Zwei weitere Whatsapp-Nachrichten aus der überwachten Kommunikation der Angeklagten sprechen ebenfalls deutlich dafür, dass Koçak schon lange vor dem Anschlag von den mutmaßlichen Tätern beobachtet und verfolgt wurde. Und die Beweise seien noch nicht einmal vollständig, bemerkt die Anwältin. Sie beantragt die Beweisaufnahme aller Informationen, die der Landesverfassungsschutz gesammelt hat, denn bisher lägen dem Gericht nicht alle Aufzeichnungen vor. Nedelmann zitiert als Beispiel ein Telefonat zwischen P. und T., das am 15. Januar 2018 kurz vor dem Brandanschlag aufgenommen wurde. P. beobachtete Koçak im Reuters Café und sagte am Handy zu T.: »Hey, der haut ab.« T. daraufhin: »Bin gleich da.« P. wieder: »Ja, dann mach hinne.« Kurz darauf verfolgte P. Koçak bis zum Wohnhaus seiner Eltern. In den Augen der Anwältin knüpfte das Telefonat eindeutig an vorangegangene Gespräche an. Deren Aufzeichnungen könnten wiederum mehr über den Plan der Angeklagten verraten.
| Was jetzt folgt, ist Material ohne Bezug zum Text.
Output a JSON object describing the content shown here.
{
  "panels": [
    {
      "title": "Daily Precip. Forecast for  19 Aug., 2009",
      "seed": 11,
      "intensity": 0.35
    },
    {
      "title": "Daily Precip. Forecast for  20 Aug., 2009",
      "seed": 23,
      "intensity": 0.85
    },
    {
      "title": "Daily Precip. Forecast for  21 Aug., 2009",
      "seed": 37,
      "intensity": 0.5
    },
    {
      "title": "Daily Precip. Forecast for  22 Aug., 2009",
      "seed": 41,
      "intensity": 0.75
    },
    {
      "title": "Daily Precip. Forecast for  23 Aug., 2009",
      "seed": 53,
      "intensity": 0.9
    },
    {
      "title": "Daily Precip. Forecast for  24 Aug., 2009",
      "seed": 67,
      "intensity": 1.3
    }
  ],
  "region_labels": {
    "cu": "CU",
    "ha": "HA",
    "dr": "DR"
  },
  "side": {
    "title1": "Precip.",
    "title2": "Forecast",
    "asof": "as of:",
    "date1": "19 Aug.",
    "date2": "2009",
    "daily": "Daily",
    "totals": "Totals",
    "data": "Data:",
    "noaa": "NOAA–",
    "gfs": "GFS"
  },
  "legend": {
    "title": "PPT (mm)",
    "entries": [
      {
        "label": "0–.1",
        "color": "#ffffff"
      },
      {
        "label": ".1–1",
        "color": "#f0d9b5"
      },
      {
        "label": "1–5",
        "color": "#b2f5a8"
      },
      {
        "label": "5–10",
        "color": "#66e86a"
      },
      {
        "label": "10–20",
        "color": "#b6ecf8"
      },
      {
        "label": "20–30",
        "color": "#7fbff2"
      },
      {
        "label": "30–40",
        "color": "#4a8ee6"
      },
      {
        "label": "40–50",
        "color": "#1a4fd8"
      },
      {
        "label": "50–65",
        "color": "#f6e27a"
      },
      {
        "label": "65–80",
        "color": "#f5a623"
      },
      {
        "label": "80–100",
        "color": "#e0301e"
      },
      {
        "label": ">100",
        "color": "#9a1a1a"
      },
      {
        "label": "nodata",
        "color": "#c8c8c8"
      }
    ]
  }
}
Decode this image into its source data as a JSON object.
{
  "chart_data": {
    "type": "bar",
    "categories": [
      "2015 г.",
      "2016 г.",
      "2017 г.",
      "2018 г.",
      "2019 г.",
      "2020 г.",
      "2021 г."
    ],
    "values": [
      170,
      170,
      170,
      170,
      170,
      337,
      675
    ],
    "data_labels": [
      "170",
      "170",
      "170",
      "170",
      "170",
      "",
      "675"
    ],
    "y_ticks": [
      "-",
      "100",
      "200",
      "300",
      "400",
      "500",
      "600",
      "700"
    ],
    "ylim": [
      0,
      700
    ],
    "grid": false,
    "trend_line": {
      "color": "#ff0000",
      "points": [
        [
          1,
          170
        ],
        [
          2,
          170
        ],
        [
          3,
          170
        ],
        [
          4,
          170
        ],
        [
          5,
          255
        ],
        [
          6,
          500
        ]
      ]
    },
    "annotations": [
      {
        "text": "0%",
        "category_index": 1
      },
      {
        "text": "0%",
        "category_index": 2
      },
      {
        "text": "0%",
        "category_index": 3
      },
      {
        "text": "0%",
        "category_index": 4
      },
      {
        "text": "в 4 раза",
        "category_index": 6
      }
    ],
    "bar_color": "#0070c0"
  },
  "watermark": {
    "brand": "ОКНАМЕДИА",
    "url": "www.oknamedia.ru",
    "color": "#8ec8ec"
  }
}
Doch schon jetzt scheint die Beweislast gegen P. und T. am Montag schwer. Warum Koçak trotz der offensichtlich intensiven Beschattung der mutmaßlichen Täter bis zum Anschlag nichts von einer möglichen Bedrohung erfuhr, damit beschäftigt sich der Untersuchungsausschuss zum Neukölln-Komplex.